The long road to tax reform

The OECD’s warnings arrive in the wake of a years-long call for tax and economic reforms from analysts across the financial services industry. 

The Australian Chamber of Commerce and Industry on Tuesday released a new strategic paper titled ‘Better Australia — Securing the foundations for a stronger and smarter future’, which proposes urgent tax reform, lifting migration caps, and decarbonising the economy. 

ACCI chief executive Andrew McKellar said that the Australian economy faces clear short-term challenges that could have damaging impacts on living standards, and that the nation is ripe for landmark reform.

“There are no guarantees that the living standards we enjoy today will be assured for future generations. While Australia has enjoyed remarkable economic growth and improvement in living standards, there is no question that Australia faces clear challenges. We cannot afford to be complacent,” he said.

“As the country begins to emerge from the most challenging health and economic crisis in decades, we now have a once-in-a-generation opportunity to pursue landmark reform.”

McKellar’s calls for reform were sounded just hours before consulting firm Deloitte released a new report detailing suggestions on how the Australian economy can remake its “luck” as complacency has gripped the nation’s policy makers off the back of decades of uninterrupted growth. 

Deloitte Australia chief executive Adam Powick said the Australian economy has defied expectations for “a long time”, but that the nation’s leaders should now be looking to embrace long-term sustainability. 

“That growth wave we’ve ridden has turned the phrase ‘the lucky country’ into shorthand for our success,” Powick said. “But this isn’t guaranteed for the next 50 years.”

“Particularly as we bounce back from COVID, it will be more important than ever for our policy makers and business leaders to understand structural changes underway and how we can effectively compete in a more complex and fragmented world,” he said. 

Deloitte Access economics leader Dr Pradeep Phillip said although the Australian economy has performed well historically, it has grown increasingly fragile in the face of technological advances, climate change, an aging population, evolving geopolitical tensions and, of course, the pandemic. 

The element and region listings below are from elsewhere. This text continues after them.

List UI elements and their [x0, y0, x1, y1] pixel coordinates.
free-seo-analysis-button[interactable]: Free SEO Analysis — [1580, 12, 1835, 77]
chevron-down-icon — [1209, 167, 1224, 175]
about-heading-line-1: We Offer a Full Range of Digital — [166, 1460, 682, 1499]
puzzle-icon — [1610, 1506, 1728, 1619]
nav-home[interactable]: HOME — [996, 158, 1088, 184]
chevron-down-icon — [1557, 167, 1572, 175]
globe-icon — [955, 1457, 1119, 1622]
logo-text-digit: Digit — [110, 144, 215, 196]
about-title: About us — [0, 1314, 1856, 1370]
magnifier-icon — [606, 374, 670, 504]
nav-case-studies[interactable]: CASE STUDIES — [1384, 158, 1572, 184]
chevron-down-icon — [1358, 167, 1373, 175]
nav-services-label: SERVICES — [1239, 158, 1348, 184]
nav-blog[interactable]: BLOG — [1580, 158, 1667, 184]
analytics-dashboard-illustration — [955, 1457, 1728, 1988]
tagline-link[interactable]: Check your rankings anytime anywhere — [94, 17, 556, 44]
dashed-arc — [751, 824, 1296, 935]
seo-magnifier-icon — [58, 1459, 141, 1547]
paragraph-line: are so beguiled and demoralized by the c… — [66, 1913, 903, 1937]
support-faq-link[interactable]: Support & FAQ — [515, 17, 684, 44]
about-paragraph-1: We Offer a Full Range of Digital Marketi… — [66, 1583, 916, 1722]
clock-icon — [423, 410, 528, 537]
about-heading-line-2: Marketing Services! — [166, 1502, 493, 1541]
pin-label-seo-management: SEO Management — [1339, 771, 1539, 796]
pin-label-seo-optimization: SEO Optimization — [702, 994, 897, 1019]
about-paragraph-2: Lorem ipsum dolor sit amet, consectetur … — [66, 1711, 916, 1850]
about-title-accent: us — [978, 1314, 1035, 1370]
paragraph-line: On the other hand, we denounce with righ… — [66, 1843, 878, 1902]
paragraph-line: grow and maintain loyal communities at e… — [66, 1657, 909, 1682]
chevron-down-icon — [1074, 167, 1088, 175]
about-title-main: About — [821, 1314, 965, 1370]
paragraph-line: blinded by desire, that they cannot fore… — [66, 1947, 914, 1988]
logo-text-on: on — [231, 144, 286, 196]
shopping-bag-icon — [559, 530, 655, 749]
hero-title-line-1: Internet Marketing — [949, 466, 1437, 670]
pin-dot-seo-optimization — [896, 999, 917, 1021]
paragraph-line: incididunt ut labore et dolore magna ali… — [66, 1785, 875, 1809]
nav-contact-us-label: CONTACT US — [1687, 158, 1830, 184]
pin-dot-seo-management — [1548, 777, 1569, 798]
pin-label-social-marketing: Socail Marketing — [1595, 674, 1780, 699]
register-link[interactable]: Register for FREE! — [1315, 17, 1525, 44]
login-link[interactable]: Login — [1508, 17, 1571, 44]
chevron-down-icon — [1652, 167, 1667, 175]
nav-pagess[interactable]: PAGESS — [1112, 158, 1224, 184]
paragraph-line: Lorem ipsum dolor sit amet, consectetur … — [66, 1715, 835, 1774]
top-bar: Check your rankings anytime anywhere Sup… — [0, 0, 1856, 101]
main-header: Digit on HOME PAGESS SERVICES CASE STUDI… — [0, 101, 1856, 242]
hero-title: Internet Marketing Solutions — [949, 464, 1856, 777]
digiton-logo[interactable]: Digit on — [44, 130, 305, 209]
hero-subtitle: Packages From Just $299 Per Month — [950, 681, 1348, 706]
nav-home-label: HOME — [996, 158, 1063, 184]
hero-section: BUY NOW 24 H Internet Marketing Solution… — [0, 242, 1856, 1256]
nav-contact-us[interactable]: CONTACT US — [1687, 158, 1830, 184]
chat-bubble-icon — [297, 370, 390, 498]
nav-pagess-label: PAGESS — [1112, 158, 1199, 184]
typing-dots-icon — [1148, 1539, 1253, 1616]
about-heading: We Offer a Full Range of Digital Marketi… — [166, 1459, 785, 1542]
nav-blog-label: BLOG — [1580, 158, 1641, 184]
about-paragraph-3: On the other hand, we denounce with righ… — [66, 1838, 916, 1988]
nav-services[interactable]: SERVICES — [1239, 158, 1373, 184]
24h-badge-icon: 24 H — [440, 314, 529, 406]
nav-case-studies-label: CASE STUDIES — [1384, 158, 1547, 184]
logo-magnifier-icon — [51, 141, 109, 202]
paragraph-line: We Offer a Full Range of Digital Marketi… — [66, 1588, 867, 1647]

“Even as we’re facing new challenges that are highly complex, we’ve also become complacent,” Dr Philip said. “And that’s a big problem. Complacency poisons investing in the new.

“Letting the good times roll has come at a cost when we haven’t built the capabilities and capacity to ensure the resilience of our economy,” he said. 

“We have many of the building blocks to deliver future growth and prosperity — from access to strategic minerals and renewable energy assets, to proximity to Asia and good education infrastructure. 

“But with a shifting global economic and geopolitical landscape, we need a new economic lens, new tools, and new methods to address disruptions and challenges, and target the areas where tomorrow’s opportunities lie.”